MARILIA KUBOTA é natural de Paranaguá/PR, e atualmente reside em Curitiba. É escritora, jornalista e Mestre em Estudos Literários pela UFPR.

É orientadora de oficinas de criação literária desde 2005. Em 2008 organizou o 'Concurso de Haicai Nempuku Saco'. Edita os blogues 'Micropolis' (poesia) e 'MEMAI' (jornal e site de letras e artes japonesas). 

Organizadora das seguintes antologias: Retratos japoneses no Brasil - literatura mestiça (Annablume/2010), que recebeu o Prêmio Nikkei de Literatura em 2011; Blasfêmeas - mulheres de palavra (Casa Verde/2016); e Um girassol nos teus cabelos – poemas para Marielle Franco (Quintal/2018).

Participou das seguintes antologias: Pindorama (Buenos Aires, 2000); Passagens (2002); '8 femmes' (2007); Antologia da poesia brasileira do início do terceiro milênio (Lisboa, 2008); Blablablogue (2009); Todo começo é involuntário  - poesia brasileira no início do século 21 (2011); Fantasma civil (cartões com imagens aéreas de Curitiba e no reverso versos de autores paranaenses, Fundação Cultural de Curitiba/2013); Bicho de siete cabezas (Buenos Aires, 2014); As mulheres poetas na literatura brasileira (org.

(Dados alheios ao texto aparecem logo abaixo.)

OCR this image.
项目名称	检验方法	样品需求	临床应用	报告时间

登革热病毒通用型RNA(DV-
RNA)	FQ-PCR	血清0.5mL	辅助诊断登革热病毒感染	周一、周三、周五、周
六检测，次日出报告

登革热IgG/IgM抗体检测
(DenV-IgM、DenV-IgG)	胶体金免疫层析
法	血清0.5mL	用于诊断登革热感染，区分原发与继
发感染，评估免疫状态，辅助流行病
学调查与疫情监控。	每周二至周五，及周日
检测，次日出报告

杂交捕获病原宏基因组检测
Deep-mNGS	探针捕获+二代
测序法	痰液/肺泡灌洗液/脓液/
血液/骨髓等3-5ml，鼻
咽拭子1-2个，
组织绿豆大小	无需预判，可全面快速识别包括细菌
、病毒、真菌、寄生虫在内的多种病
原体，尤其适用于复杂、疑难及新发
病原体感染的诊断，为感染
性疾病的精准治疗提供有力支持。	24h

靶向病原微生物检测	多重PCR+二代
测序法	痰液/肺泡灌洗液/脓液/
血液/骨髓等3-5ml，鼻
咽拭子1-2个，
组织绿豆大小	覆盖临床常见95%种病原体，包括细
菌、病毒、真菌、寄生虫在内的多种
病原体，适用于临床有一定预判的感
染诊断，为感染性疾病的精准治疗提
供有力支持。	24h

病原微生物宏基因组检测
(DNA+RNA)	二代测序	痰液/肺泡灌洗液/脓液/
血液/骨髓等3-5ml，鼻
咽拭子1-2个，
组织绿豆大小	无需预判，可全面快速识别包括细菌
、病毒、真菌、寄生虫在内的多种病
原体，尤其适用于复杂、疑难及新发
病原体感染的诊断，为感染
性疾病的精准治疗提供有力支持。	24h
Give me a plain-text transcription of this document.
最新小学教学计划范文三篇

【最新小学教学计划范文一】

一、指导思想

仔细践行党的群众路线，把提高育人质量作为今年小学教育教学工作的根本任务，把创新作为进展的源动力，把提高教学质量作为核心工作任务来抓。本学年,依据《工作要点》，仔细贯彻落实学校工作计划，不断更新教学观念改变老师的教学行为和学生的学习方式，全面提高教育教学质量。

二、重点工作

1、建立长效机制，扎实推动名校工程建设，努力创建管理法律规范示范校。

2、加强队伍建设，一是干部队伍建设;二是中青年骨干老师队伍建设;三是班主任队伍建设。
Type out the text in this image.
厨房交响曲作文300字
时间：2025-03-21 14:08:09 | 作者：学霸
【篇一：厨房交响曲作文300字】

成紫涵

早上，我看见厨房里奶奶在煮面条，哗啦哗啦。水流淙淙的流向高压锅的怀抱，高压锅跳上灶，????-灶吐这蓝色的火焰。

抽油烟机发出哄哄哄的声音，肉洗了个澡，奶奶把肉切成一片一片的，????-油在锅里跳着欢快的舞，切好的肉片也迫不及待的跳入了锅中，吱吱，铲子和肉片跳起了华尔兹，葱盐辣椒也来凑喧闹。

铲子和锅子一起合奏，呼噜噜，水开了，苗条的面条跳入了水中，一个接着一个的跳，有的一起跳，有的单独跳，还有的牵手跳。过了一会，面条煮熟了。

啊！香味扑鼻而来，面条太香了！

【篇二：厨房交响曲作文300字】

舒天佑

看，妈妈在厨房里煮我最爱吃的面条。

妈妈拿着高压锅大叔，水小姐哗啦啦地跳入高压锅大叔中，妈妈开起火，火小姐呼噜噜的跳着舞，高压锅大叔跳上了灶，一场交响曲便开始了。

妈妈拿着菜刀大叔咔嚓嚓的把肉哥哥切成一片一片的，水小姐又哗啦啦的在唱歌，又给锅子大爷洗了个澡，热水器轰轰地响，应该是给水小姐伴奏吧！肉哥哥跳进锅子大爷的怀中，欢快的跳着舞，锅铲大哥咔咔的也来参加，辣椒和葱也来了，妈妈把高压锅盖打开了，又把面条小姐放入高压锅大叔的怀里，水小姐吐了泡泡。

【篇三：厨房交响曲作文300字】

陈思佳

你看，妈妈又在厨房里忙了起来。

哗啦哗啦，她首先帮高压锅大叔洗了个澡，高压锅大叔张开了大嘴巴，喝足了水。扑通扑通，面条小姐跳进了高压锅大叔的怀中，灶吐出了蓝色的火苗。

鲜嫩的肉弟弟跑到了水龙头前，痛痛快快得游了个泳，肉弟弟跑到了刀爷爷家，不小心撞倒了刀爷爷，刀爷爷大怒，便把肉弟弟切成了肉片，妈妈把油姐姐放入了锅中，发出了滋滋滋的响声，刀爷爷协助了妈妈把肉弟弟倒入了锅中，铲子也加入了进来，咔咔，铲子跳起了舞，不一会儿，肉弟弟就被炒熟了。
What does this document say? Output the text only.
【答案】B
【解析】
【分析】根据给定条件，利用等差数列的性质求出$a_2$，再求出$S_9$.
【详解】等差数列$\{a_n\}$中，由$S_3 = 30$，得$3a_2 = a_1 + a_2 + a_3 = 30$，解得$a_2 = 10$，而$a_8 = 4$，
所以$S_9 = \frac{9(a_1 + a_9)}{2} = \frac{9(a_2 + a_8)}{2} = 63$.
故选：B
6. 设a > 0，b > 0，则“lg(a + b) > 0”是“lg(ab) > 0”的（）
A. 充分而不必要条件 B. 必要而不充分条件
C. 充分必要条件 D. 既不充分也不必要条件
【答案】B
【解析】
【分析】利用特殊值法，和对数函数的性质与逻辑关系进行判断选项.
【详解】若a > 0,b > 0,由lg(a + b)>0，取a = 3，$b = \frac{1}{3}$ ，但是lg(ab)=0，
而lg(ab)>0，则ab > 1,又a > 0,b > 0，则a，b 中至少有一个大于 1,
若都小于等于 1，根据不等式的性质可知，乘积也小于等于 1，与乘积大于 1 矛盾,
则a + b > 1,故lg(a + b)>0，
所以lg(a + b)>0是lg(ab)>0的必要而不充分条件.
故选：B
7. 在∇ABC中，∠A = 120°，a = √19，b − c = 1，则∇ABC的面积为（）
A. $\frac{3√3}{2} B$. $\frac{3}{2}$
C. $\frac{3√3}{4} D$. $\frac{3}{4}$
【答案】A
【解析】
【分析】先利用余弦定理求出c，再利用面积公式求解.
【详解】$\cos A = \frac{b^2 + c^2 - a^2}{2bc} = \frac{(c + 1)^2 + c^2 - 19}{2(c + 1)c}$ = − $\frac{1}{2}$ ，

Rubens Jardim, Arribaçã/2020).

Livros publicados: Selva de sentidos (ÁguaForte Edições/2008); Esperando as Bárbaras (poesia, Blanche/2012); Micropolis (poesia, Lumme/2014); Diário da vertigem (poesia, Patuá/2016); Eu também sou brasileira (crônicas, Lavra/2020); Velas ao vento (poesia, Medusa/2020); Que o só levante (crônicas,  Arribaçã/2023); A voz dos ares (haicais, com Maria Valéria Rezende,  Lavra/2023).